第3章 6-6 アークタの覚悟

 桜葉は三度振りかぶって刀を振り、剣道の切り替えしの要領でさらに三度、刀を振った。そのうち初太刀と二回目がはずれ、大きく踏みこんだ三回目も皮一枚でかわされる。


 「…………!!」


 あとちょっと。あとちょっとのはずなのに、最後がきめられない。しかもなんだ、ダメージが八割を超えているはずなのに、どうしてこいつは動きが鈍らない!?


 思わず上空のゲージを確認する。自分はまだ半分も残っている。ヴェルラは八割半ほども減っていた。あと一発当てれば勝てる!


 その瞬間、ジャッ、と刀に鎖が巻き付けられ、

 「あっ……」


 と、思ったときにはギャウッとひっぱられて刀が手からぶっ飛んで行った。

 「しま……!!」


 なんという失態!! 焦りでゲージに気を取られ、鎖鎌相手に一番やってはいけないことを!


 「!!」


 ヴェルラが悪魔みたいな笑みをたたえ、桜葉へ襲いかかる。サッと一応それらしく半身に構えたが、桜葉、徒手空拳はド素人以下だ。


 力任せにヴェルラが束ねた鎖を叩きつける。桜庭が右腕でそれを防いだときには、ヴェルラが膝を折って回転しながら身を沈め、桜葉の片足を鎌でひっかけてひっくり返した。桜葉が豪快に後頭部から地面に落ちる。ダメージは一割半ほどだ。

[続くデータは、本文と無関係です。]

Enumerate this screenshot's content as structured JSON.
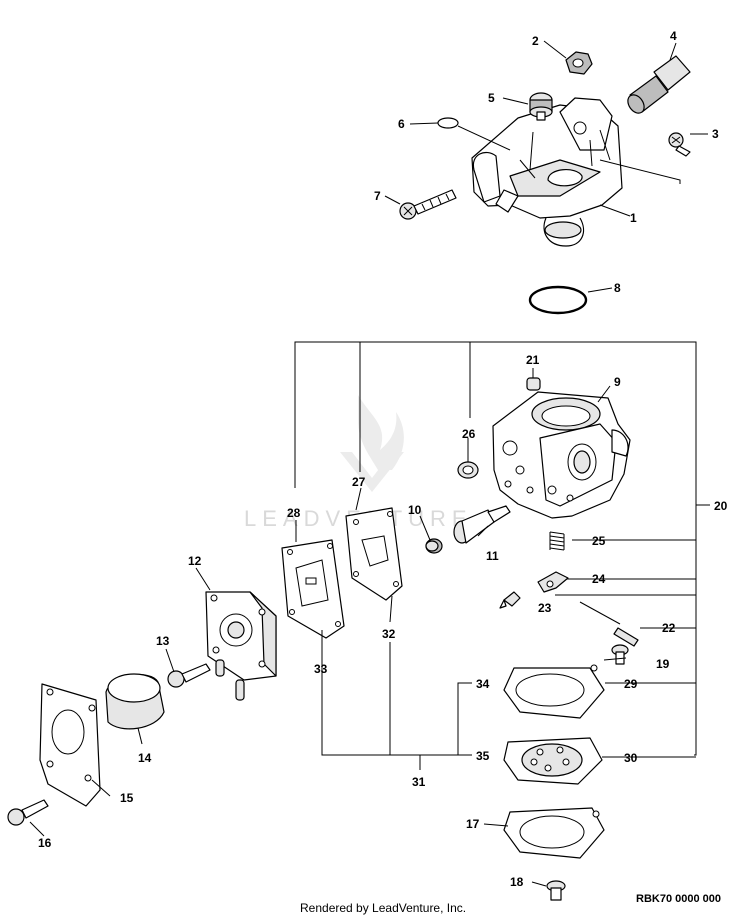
{
  "labels": {
    "p1": "1",
    "p2": "2",
    "p3": "3",
    "p4": "4",
    "p5": "5",
    "p6": "6",
    "p7": "7",
    "p8": "8",
    "p9": "9",
    "p10": "10",
    "p11": "11",
    "p12": "12",
    "p13": "13",
    "p14": "14",
    "p15": "15",
    "p16": "16",
    "p17": "17",
    "p18": "18",
    "p19": "19",
    "p20": "20",
    "p21": "21",
    "p22": "22",
    "p23": "23",
    "p24": "24",
    "p25": "25",
    "p26": "26",
    "p27": "27",
    "p28": "28",
    "p29": "29",
    "p30": "30",
    "p31": "31",
    "p32": "32",
    "p33": "33",
    "p34": "34",
    "p35": "35"
  },
  "watermark": "LEADVENTURE",
  "footer": {
    "credit": "Rendered by LeadVenture, Inc.",
    "code": "RBK70 0000 000"
  },
  "colors": {
    "line": "#000000",
    "watermark": "#d9d9d9",
    "background": "#ffffff"
  }
}
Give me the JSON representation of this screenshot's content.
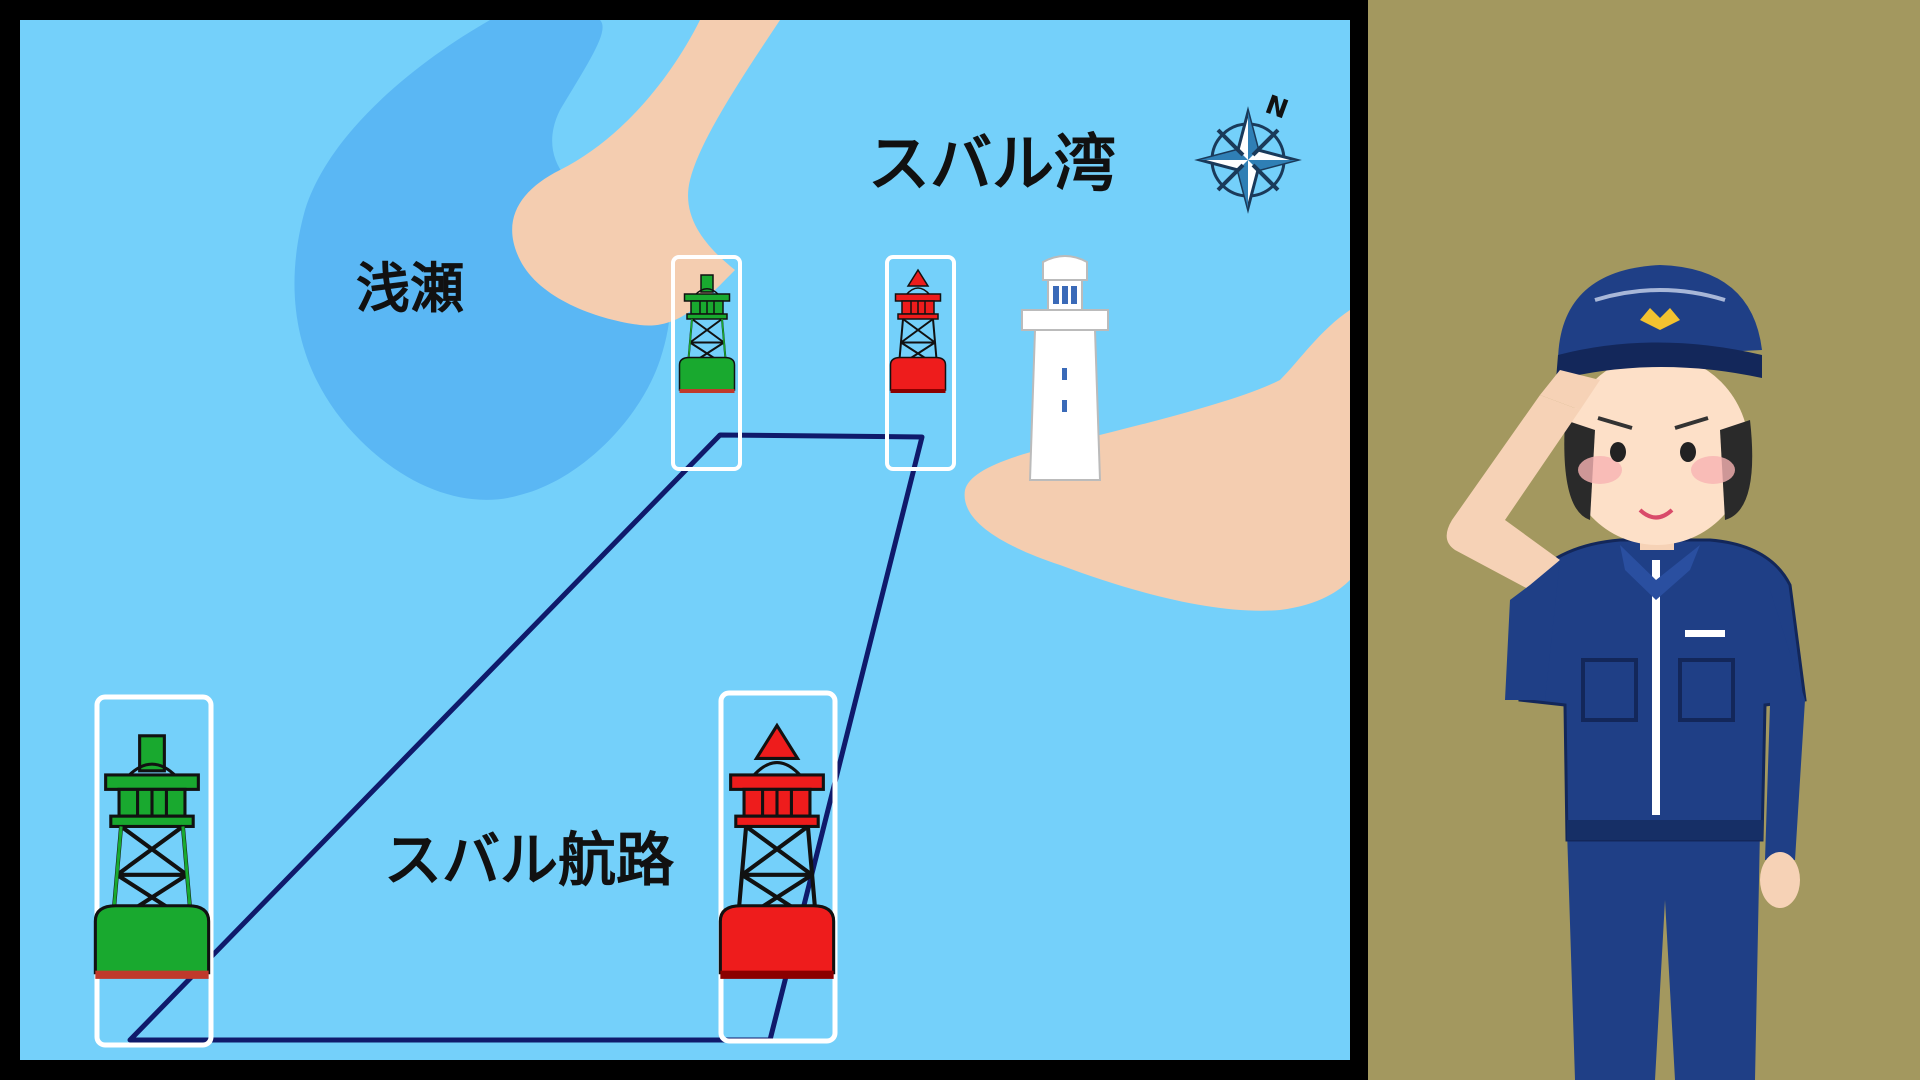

 本当の武術ならこれから心臓を突くなり喉を掻き切るなりして終了だが、ハイセナキスは違う。ヴェルラは迷わずに横たわる桜葉の脾腹の急所を爪先で三度蹴り、細かなダメージを蓄積させる。一割前後のダメージでも三連続ではクリティカルに匹敵する。たちまち桜庭のゲージが八割以上も減った。


 そして怒濤の攻め! 最後に心臓めがけて鎌が突きたてられた。これがクリティカルだと一撃で大逆転ゲームオーバーだ。


 ヴォガア! 大爆発がし、桜葉が絶望に顔を歪めた。

 「…………!!」


 が、様子が変だ。会場の反応も悲鳴からどよめき、ざわつきへと変わって行く。桜葉の……イェフカのゲージが減らない。爆煙が流れる。誰か、桜葉の上へ覆いかぶさっている。桜葉は人の乗る重みを感じ、驚いて目を開けた。


 アークタだ!


 アークタが飛びこんで桜庭を庇ったのである。アークタはゲージは残りヒトケタほどだったので、当然これで負けとなった。これは、ルール違反ではない。だが負けた選手がハイセナキスへ関わるのは、戦闘妨害という反則だ。


 アークタが「分かってんだろ」という顔でニヤッと笑った。

 「こなくそ!!」


 桜葉、渾身の力でアークタを押し退けると同時にヴェルラへ向けて叩きつけた。これはギリギリ不可抗力だ。ヴェルラがアークタを膝蹴りにして払いのけ、桜葉は這うようにその場から移動し、走って間合いをとる。そのまま刀の位置を確かめ、一直線に駆け寄る。


 すぐさまヴェルラの分銅が飛ぶ! チラリと横目に距離を確認する。残念ながら刀は鎖の間合いに入っている! ドッ! 桜葉が手を伸ばして刀をつかむ直前、胴体に分銅が突き刺さるタイミングだった。桜葉が直角ジャンプでその場を離れると、地面を分銅が抉った。


 ジャッ! と鎖が引き戻され、分銅がヴェルラの元へ帰る。それを待っていた。桜葉が再び刀へ手を伸ばす。が、鎖が戻る途中で踊り、威力は低いがもう一度桜葉へ向かった。


 「……クッソ!」


 桜葉がまた避ける。もうヴェルラが向かって走ってきている。連続して分銅が桜葉を襲った。ゲージがまだ残っているのなら多少のダメージ覚悟で刀をとるのだが、いまは互いに一撃くらえばもう負けだ。